Sanford won many awards and exhibited in more than 40 major shows, including over two dozen one-man shows that he started in 1941. His works hang in hundreds of private collections in Europe and North America and have been exhibited at a variety of locations including the Stuttgart Museum (Germany), Afro Arts Cultural Center (New York), Little Gallery (with Charles Culver, Michigan), Las Vegas Art League (Nevada), Union Gallery (Purdue University, Indiana), Detroit Institute of Art (Michigan), South Shore Cultural Center (Chicago) and South Side Community Art Center (Chicago).

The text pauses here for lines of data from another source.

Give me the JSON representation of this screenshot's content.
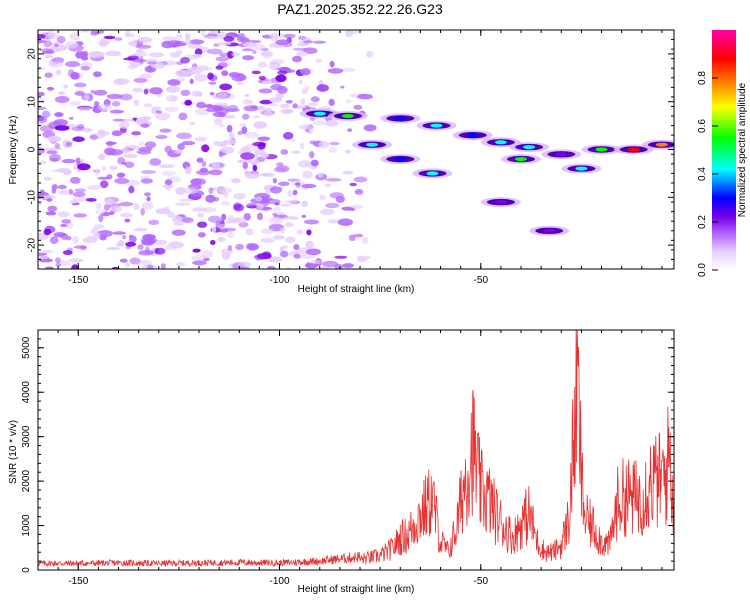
{
  "title": "PAZ1.2025.352.22.26.G23",
  "chart_data": [
    {
      "type": "heatmap",
      "title": "PAZ1.2025.352.22.26.G23",
      "xlabel": "Height of straight line (km)",
      "ylabel": "Frequency (Hz)",
      "xlim": [
        -160,
        -2
      ],
      "ylim": [
        -25,
        25
      ],
      "x_ticks": [
        -150,
        -100,
        -50
      ],
      "y_ticks": [
        20,
        10,
        0,
        -10,
        -20
      ],
      "colorbar": {
        "label": "Normalized spectral amplitude",
        "range": [
          0,
          1
        ],
        "ticks": [
          "0.0",
          "0.2",
          "0.4",
          "0.6",
          "0.8"
        ],
        "colors": [
          "#ffffff",
          "#e6ccff",
          "#b266ff",
          "#7a00e6",
          "#0000ff",
          "#00ffff",
          "#00ff00",
          "#ffff00",
          "#ff8000",
          "#ff0000",
          "#ff00aa"
        ]
      },
      "signal_track": [
        {
          "x": -90,
          "y": 7.5,
          "a": 0.45
        },
        {
          "x": -83,
          "y": 7.0,
          "a": 0.55
        },
        {
          "x": -70,
          "y": 6.5,
          "a": 0.35
        },
        {
          "x": -61,
          "y": 5.0,
          "a": 0.5
        },
        {
          "x": -52,
          "y": 3.0,
          "a": 0.35
        },
        {
          "x": -45,
          "y": 1.5,
          "a": 0.5
        },
        {
          "x": -38,
          "y": 0.5,
          "a": 0.45
        },
        {
          "x": -30,
          "y": -1.0,
          "a": 0.3
        },
        {
          "x": -20,
          "y": 0.0,
          "a": 0.55
        },
        {
          "x": -12,
          "y": 0.0,
          "a": 0.9
        },
        {
          "x": -5,
          "y": 1.0,
          "a": 0.75
        },
        {
          "x": -77,
          "y": 1.0,
          "a": 0.45
        },
        {
          "x": -70,
          "y": -2.0,
          "a": 0.4
        },
        {
          "x": -62,
          "y": -5.0,
          "a": 0.5
        },
        {
          "x": -40,
          "y": -2.0,
          "a": 0.6
        },
        {
          "x": -25,
          "y": -4.0,
          "a": 0.5
        },
        {
          "x": -45,
          "y": -11.0,
          "a": 0.3
        },
        {
          "x": -33,
          "y": -17.0,
          "a": 0.3
        }
      ]
    },
    {
      "type": "line",
      "xlabel": "Height of straight line (km)",
      "ylabel": "SNR (10 * v/v)",
      "xlim": [
        -160,
        -2
      ],
      "ylim": [
        0,
        5400
      ],
      "x_ticks": [
        -150,
        -100,
        -50
      ],
      "y_ticks": [
        0,
        1000,
        2000,
        3000,
        4000,
        5000
      ],
      "color": "#e63232",
      "series": [
        {
          "name": "SNR",
          "x": [
            -160,
            -150,
            -140,
            -130,
            -120,
            -110,
            -100,
            -90,
            -85,
            -80,
            -75,
            -72,
            -70,
            -68,
            -66,
            -64,
            -62,
            -60,
            -58,
            -56,
            -54,
            -52,
            -50,
            -48,
            -46,
            -44,
            -42,
            -40,
            -38,
            -36,
            -34,
            -32,
            -30,
            -28,
            -27,
            -26,
            -25,
            -24,
            -22,
            -20,
            -18,
            -16,
            -14,
            -12,
            -10,
            -8,
            -6,
            -4,
            -3,
            -2
          ],
          "y": [
            150,
            150,
            160,
            150,
            160,
            170,
            160,
            200,
            250,
            300,
            400,
            600,
            900,
            1000,
            1400,
            1700,
            2000,
            800,
            500,
            1200,
            2500,
            3500,
            2200,
            2000,
            1500,
            1200,
            900,
            1300,
            1600,
            800,
            500,
            500,
            700,
            1500,
            3500,
            5400,
            2500,
            1400,
            1200,
            800,
            700,
            1900,
            2100,
            2000,
            2100,
            2500,
            2500,
            2600,
            3500,
            1200
          ]
        }
      ]
    }
  ]
}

Sanford's art was on exhibit in 2005 at the Corbett vs. Dempsey Gallery in Chicago. The exhibition, Chicago: Northside/Southside, featured 1950s paintings by Walter Sanford and [Jerry Pinsler]. This was the first and last major showing of his work since his death in 1987. Subsequently, several of his paintings were used as featured props and set dressings in connection with the 2006 Warner Bros. feature motion picture "The Lake House' and, in 2007, the Chicago History Museum borrowed and exhibited one of his largest biomorphic abstracts, self-titled Living Desert, for their exhibition: Big Picture: A New View of Painting in Chicago which surveyed mid 20th century forays into expressionism and abstraction. This large, 49" x 60" oil on masonite painting, was executed in Las Vegas during Sanford's "desert period" together with a series of 22 other works painted during the 19 months he lived in the Nevada desert and were at the core of his 1958 one-man show at the Ligoa Duncan Gallerie des Arts, First Salon of the 48 States, in New York.

==Death==

Sanford died in 1987.
He was cremated at Oakridge Abbey Crematory, Hillside, Illinois.